Siamo felici di intervistare il giovane tenore, ma già affermato, Vincenzo Costanzo, che ritroviamo dopo un ennesimo successo al Teatro La Fenice. 

 

Come nasce il tuo amore per l’opera? 

È una domanda che mi fanno spesso, ed io faccio un po’ fatica a rispondere perché non riesco ad identificare un momento preciso in cui sia nata questa passione. Sono convinto che le cose belle e gli amori, quelli veri, nascano con noi sin dal primo vagito… e nel mio caso potremmo definirlo il primo vocalizzo. Quello vero, in un certo senso “più canonico”, è arrivato all’età di 6 anni a casa di mio nonno quando ho voluto emulare un tenore in una pubblicità che davano in TV.

 

Per te la figura del Maestro è molto speciale, non solo una guida tecnica ma qualcuno capace di essere una sorta di “Maestro di vita”: chi puoi considerare così nel tuo percorso e quanto ti ha aiutato? 
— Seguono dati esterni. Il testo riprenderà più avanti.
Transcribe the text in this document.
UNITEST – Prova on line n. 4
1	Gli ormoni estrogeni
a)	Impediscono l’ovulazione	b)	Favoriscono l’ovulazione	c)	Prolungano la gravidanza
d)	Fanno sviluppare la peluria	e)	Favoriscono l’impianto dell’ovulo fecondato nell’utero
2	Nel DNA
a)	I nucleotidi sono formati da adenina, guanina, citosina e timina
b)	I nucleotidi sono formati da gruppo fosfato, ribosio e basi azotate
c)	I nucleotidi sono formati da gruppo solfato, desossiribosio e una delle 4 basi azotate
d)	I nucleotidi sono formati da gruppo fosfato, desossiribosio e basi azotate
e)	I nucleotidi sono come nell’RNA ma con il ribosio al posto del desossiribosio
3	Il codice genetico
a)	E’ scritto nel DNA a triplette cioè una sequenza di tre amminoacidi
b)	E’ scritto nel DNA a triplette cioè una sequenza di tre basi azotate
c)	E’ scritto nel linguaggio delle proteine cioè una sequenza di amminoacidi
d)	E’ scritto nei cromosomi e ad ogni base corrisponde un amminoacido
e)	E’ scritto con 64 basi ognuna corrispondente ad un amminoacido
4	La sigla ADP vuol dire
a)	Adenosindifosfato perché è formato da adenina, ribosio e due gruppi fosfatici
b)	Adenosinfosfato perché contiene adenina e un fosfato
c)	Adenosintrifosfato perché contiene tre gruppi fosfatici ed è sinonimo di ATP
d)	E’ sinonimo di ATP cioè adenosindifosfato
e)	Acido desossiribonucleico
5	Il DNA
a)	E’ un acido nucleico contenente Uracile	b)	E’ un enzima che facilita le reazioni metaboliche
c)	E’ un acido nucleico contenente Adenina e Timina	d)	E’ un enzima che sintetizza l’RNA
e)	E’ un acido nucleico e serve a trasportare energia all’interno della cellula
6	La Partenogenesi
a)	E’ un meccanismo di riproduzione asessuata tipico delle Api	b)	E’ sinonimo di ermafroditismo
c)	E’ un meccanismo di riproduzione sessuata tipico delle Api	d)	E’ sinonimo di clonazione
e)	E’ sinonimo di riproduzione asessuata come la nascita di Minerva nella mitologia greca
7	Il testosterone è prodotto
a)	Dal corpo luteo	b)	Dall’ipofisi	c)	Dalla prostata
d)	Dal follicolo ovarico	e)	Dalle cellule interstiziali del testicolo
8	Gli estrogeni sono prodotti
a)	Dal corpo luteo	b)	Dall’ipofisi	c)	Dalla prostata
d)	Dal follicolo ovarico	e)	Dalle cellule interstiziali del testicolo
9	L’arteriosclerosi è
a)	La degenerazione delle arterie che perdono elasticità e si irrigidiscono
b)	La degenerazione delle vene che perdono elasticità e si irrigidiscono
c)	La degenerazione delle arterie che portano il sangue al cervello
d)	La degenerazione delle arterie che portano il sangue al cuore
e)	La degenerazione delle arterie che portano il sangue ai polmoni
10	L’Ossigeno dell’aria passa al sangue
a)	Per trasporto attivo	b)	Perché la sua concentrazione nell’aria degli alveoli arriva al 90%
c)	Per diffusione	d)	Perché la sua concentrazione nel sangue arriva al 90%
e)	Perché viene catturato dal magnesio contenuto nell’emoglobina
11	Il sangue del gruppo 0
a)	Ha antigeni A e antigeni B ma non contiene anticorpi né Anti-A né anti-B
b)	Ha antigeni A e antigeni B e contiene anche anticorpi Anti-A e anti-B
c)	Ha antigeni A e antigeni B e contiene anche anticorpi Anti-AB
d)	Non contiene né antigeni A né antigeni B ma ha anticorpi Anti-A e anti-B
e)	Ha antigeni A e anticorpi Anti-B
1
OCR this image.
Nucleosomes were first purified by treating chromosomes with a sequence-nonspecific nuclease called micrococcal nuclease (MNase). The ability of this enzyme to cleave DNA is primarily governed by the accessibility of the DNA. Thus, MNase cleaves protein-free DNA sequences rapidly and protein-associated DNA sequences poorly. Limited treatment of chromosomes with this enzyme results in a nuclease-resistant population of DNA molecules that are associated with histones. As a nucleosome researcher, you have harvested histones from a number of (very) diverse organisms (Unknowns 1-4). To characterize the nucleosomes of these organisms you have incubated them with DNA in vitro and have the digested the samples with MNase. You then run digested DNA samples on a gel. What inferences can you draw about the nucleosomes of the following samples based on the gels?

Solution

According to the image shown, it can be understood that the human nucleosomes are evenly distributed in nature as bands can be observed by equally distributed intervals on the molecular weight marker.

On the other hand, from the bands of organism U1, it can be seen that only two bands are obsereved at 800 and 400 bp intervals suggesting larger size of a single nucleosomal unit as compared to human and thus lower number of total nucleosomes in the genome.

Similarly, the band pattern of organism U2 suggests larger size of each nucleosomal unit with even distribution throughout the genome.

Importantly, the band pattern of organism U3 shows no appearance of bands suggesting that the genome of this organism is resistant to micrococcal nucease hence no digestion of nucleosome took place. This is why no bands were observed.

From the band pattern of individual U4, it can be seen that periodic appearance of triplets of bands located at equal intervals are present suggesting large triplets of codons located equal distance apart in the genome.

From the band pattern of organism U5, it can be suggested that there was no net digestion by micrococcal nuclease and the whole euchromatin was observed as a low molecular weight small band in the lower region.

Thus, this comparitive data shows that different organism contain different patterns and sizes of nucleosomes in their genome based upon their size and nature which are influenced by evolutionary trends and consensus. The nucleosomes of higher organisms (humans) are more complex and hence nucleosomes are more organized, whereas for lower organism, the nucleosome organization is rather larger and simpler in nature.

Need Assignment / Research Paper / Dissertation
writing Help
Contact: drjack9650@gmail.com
Il maestro è una figura fondamentale non solo per costruire una solida tecnica vocale, ma anche per aiutare noi cantanti ad avere un rigore che definirei mentale. Mi riferisco al necessario equilibrio interiore che un artista deve possedere per affrontare in modo il più possibile sereno le sfide che questo mestiere pone. Mi ritengo molto fortunato ad aver incontrato il maestro Piero Giuliacci, uno dei pochi in Italia che conosce la vera tecnica del canto sul fiato. Mi ha aiutato a costruire la mia voce agli inizi della carriera ed è stato sempre al mio fianco, anche quando mi è capitato di attraversare momenti critici. Gli devo tanto e gli sarò sempre riconoscente. Dal punto di vista musicale, mi segue Massimo Iannone.